O Peru começou o julgamento oral do ex-presidente Ollanta Humala como parte da Operação Lava-Jato. A Promotoria pediu 20 anos de prisão para Humala e 26 anos para a ex-primeira dama, Nadine Heredia, por lavagem de dinheiro, financiamento ilegal de campanha e ocultação de compras de imóveis com dinheiro da Odebrecht. O político de centro-esquerda governou o país entre 2011 e 2016.
Humala, ex-tenente-coronel do exército, é acusado pelo Ministério Público de lavagem de dinheiro por receber contribuições ilegais de US$ 3 milhões (cerca de R$ 15 milhões) para a campanha que o levou ao poder. Entre julho de 2017 e abril de 2018, Humala e Heredia estiveram detidos de maneira preliminar.
O caso é julgado pelo Tribunal Penal peruano e envolve outros nove réus, entre eles Ilán Heredia e Antonia Alarcón, respectivamente irmão e mãe da ex-primeira dama,
"Chamaria atenção para a atuação do Ministério Público. Houve certo uso irresponsável de prisões preventivas, quando deveriam ser usadas em caso de exceção segundo o direito processual penal peruano. Não me parece similar ao lawfare que houve no Brasil, ainda que em alguns casos houve imputações enviesadas para atacar personagens do campo progressista", analisa Julio Arbizú, ex-procurador anticorrupção do Peru, ao Brasil de Fato.
Depois do Brasil, o Peru foi o segundo país mais afetado pela Lava Jato.

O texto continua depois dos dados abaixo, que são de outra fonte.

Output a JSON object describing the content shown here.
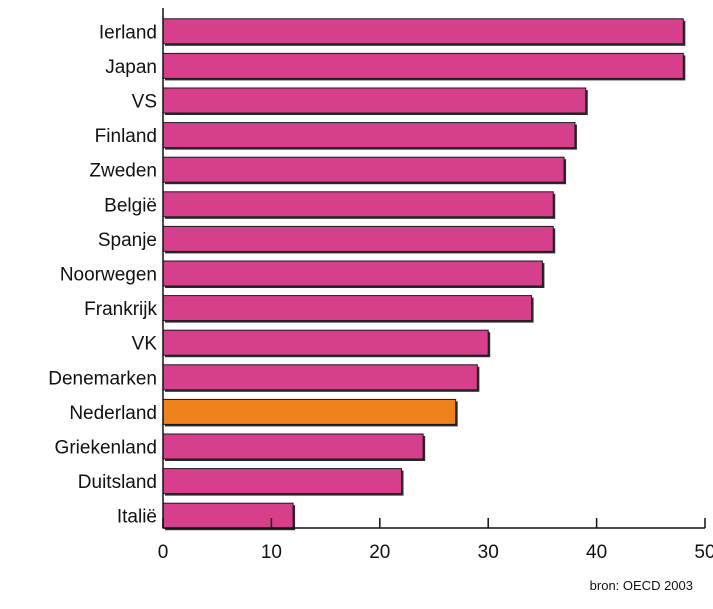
{
  "chart_data": {
    "type": "bar",
    "orientation": "horizontal",
    "categories": [
      "Ierland",
      "Japan",
      "VS",
      "Finland",
      "Zweden",
      "België",
      "Spanje",
      "Noorwegen",
      "Frankrijk",
      "VK",
      "Denemarken",
      "Nederland",
      "Griekenland",
      "Duitsland",
      "Italië"
    ],
    "values": [
      48,
      48,
      39,
      38,
      37,
      36,
      36,
      35,
      34,
      30,
      29,
      27,
      24,
      22,
      12
    ],
    "highlight": [
      "Nederland"
    ],
    "xlim": [
      0,
      50
    ],
    "x_ticks": [
      0,
      10,
      20,
      30,
      40,
      50
    ],
    "title": "",
    "xlabel": "",
    "ylabel": "",
    "grid": false,
    "colors": {
      "bar": "#d63f8c",
      "highlight": "#f0821e",
      "outline": "#1a1a1a",
      "axis": "#111111"
    }
  },
  "source": "bron: OECD 2003"
}
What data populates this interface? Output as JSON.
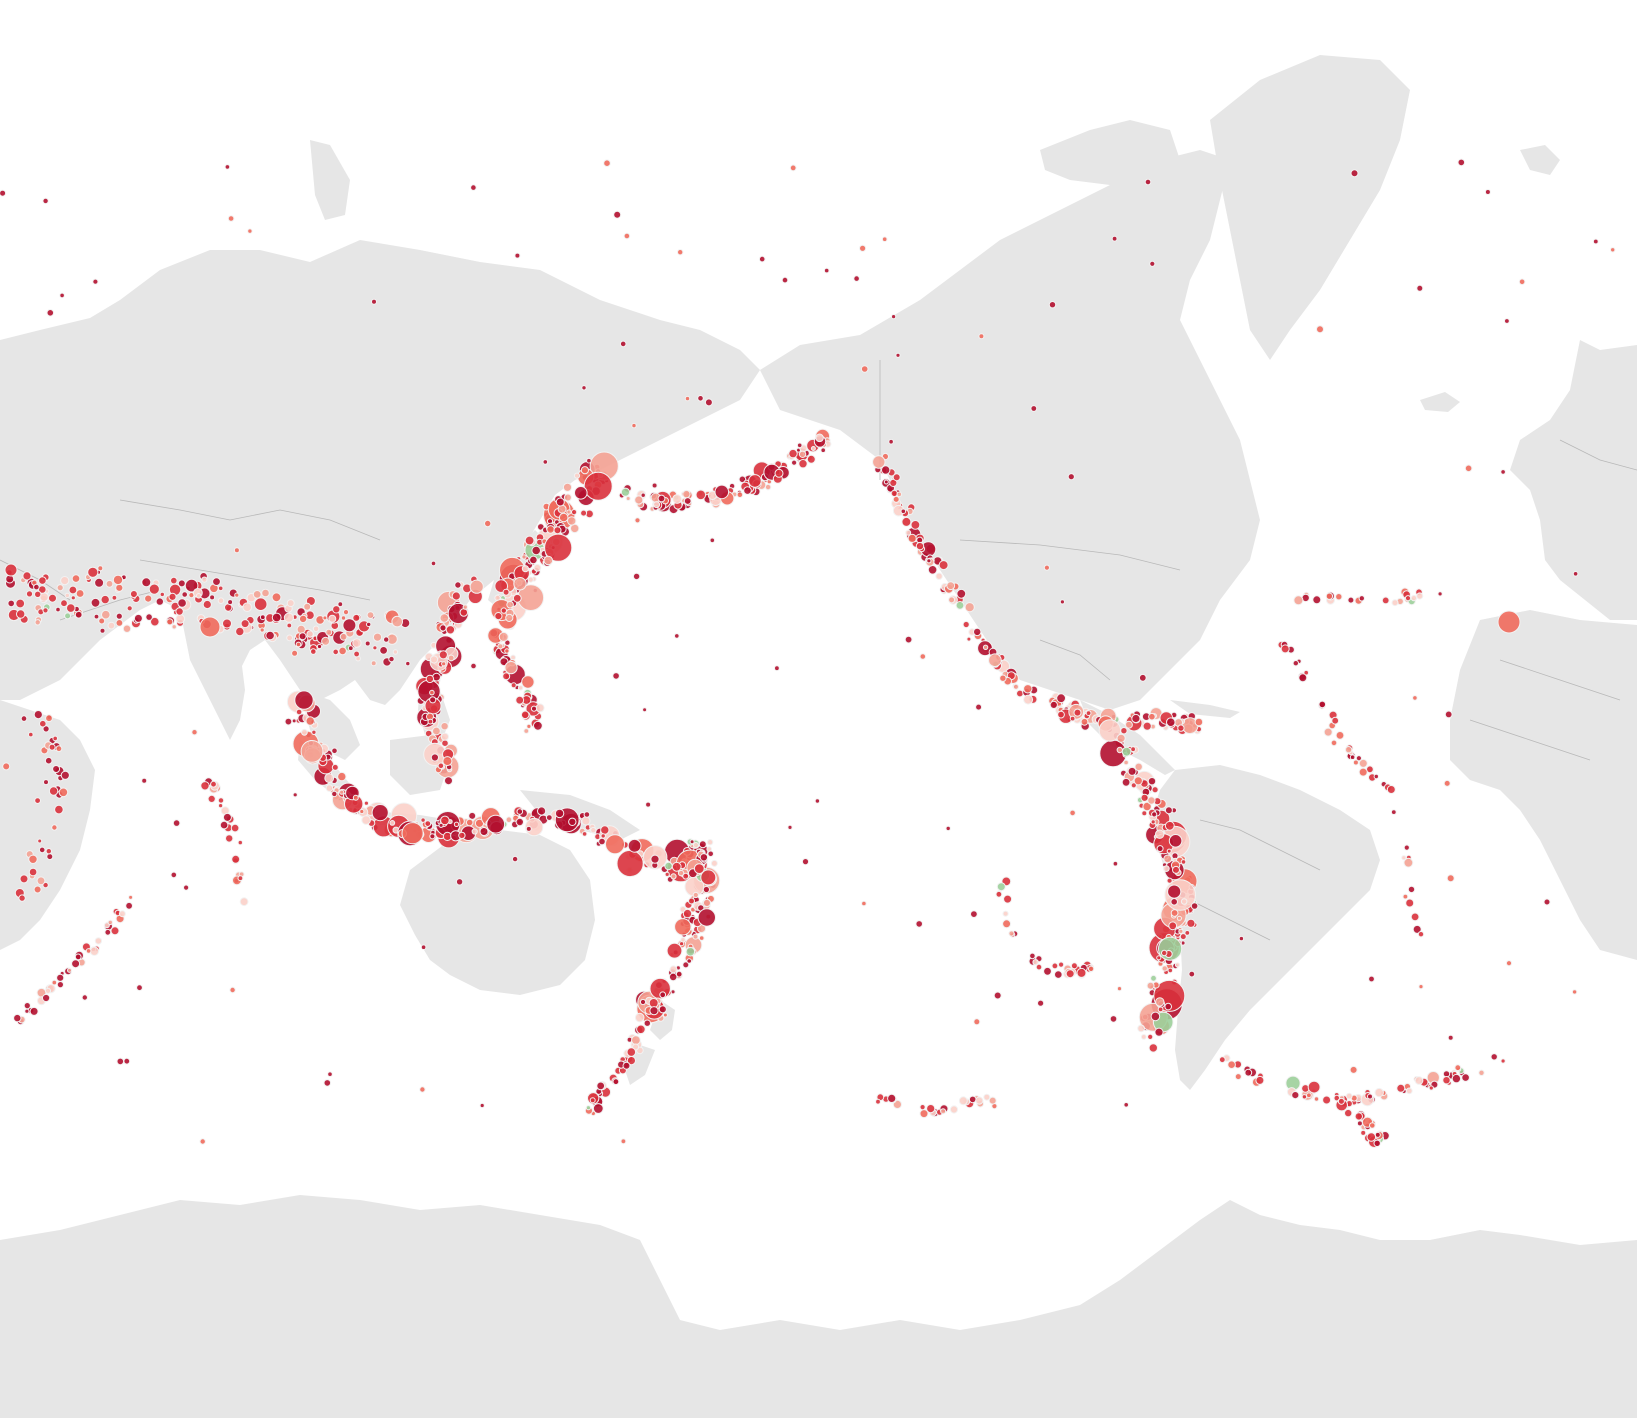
{
  "map": {
    "projection": "pacific-centered",
    "background_color": "#ffffff",
    "land_color": "#e6e6e6",
    "border_color": "#b8b8b8",
    "marker_halo_color": "#f2f2f2",
    "palette": {
      "deep": "#b2102f",
      "red": "#d9313c",
      "coral": "#ef6a5c",
      "salmon": "#f4a293",
      "pink": "#fbd0c9",
      "green": "#9ccf9a"
    }
  },
  "regions": [
    {
      "name": "pacific-ring-japan-kurils",
      "color_mix": "mixed",
      "intensity": "very-high"
    },
    {
      "name": "aleutian-arc",
      "color_mix": "mixed",
      "intensity": "high"
    },
    {
      "name": "philippines-indonesia",
      "color_mix": "mixed",
      "intensity": "very-high"
    },
    {
      "name": "tonga-kermadec-newzealand",
      "color_mix": "mixed",
      "intensity": "high"
    },
    {
      "name": "andes-south-america",
      "color_mix": "mixed",
      "intensity": "very-high"
    },
    {
      "name": "central-america-mexico",
      "color_mix": "mixed",
      "intensity": "high"
    },
    {
      "name": "mid-atlantic-ridge",
      "color_mix": "deep",
      "intensity": "low"
    },
    {
      "name": "alpine-himalayan-belt",
      "color_mix": "mixed",
      "intensity": "medium"
    },
    {
      "name": "scotia-arc",
      "color_mix": "mixed",
      "intensity": "medium"
    }
  ]
}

Isso ocorreu, quando, em dezembro de 2016, o Departamento de Justiça dos Estados Unidos informou que a empreiteira brasileira Odebrecht havia subornado autoridades de 12 países para ganhar licitações de obras de infraestrutura.
A construtora teria transferido ao menos US$ 29 milhões – cerca de R$ 160 milhões, em valores atualizados – como propina a servidores públicos entre 2005 e 2014.
"Ollanta Humala chegou ao poder com um perfil progressista, mas durante sua gestão mostrou ser um fantoche da direita, favorecendo grupos tradicionais de poder", critica Arbizu.
Humala é o primeiro de quatro presidentes que vai a julgamento pela trama de corrupção da Odebrecht no Peru, mas outros três presidentes foram destituídos: Pedro Pablo Kuczynski (2016-2018), Alan García (2006-2011) e Alejandro Toledo (2001-2006).
García, do partido Ação Popular Revolucionária (APRA), cometeu sucidío em abril de 2019 após ter sua prisão preventiva decretada pelos procuradores da Lava Jato.
“Como em nenhum documento sou mencionado e nenhum indício ou evidência me alcança, somente lhes resta a especulação ou inventar intermediários. Jamais me vendi e está provado”, escreveu na sua última carta.
Kuczynski, do partido Peruanos pela Mudança, está em prisão domiciliar há três anos após renunciar em março de 2018, às vésperas de seu próprio impeachment aprovado pelo Congresso devido ao caso Lava Jato. O ex-mandatário nega até hoje ter vínculos com a Odebrecht.
Já Alejandro Toledo, do partido Peru Possível, está sob prisão domiciliar em Palo Alto (Califórnia, Estados Unidos), onde aguarda a decisão do governo estadunidense sobre o pedido de extradição apresentado pelo governo do Peru, depois que um Tribunal da Califórnia autorizou a medida em setembro. O MP peruano o acusa de ter recebido US$ 20 milhões (cerca de R$ 110 milhões) em subornos da Odebrecht em troca de contratos de obras públicas durante seu mandato.
O caso também respinga na ex-deputada e candidata à presidência Keiko Fujimori, do partido de extrema direita Força Popular. Seu julgamento pode começar antes do final do ano.
Saiba mais: Ministério Público do Peru pede prisão preventiva de Keiko Fujimori
Irregularidades no processo
Também há denúncias de irregularidades nos métodos adotados pelos magistrados que coordenam a Operação no lado peruano. Em março de 2019, dois membros do Ministério Público do Peru foram gravados induzindo um preso a mentir ou omitir fatos sobre sua ligação com investigados, como o ex-presidente Humala.
Para Arbizu, é necessário analisar a corrupção como um problema endógeno do sistema político-econômico atual, que privilegia os interesses empresariais nas relações entre o setor público e privado.
"Existem redes de crime organizado. Na prática, são várias organizações que confluem em seus interesses e se infiltram nos espaços de decisão de políticas públicas. Financiam campanhas políticas e logo têm seus representantes no parlamento, no Executivo. A solução passa por constituir equipes de investigação de elite, a medida que se realize uma reforma da administração pública", explica.